A larger point, maybe, is that advertising is often obnoxious, whether commercials on television or road signs on the highway. There are pleasant exceptions (e.g., the Burma Shave signs that used to decorate fence posts) but not many. The nature of advertising is to intrude -- to grab the attention of potential customers and sell them something. If you're fundamentally a non-shopper, you learn to tune out ads wherever you find them. I can, for instance, watch an entire TV show and end up unable to say who sponsored it. I only intermittently read newspaper ads, for all that ads, rather than subscriptions, put the meat on a newspaperman's table.

An e-mail account, unlike a newspaper, is semi-private, hence a candidate for some degree of protection against unwanted intrusion. But how much protection? Some? A lot? That which befits the ayatollahs' Iran? We might want to relax a bit

The commercial instinct -- which lies behind advertising of every kind -- possibly ought to be, but isn't ever going to be, completely lovely. People are going to try to sell us things we regard, often rightly, as ridiculous, moronic, tasteless, wasteful or unnecessary. Our job as consumers in a free society is to sort out, using our common sense, the moronic and wasteful from the desirable and useful.

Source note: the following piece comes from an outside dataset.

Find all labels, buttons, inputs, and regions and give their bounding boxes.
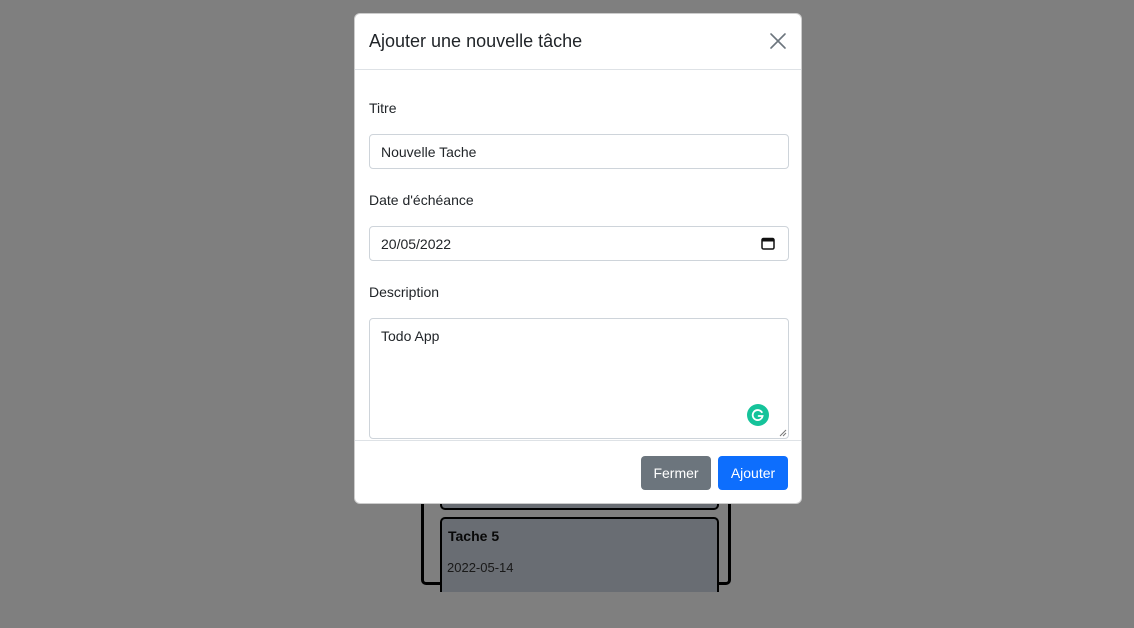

Advertising is a tool -- one among many -- to advance that task. Even Jarnett Yoder (see above) has a place in this complex scheme of things. How nice it would be if this, ah, gentleman found larger uses for his time than the debasement of commercial discourse! But, sigh, freedom depends in some degree on the right to stupidity aforethought.

Let us as a society curb spam if we can ve-e-e-ry gently, with care and caution.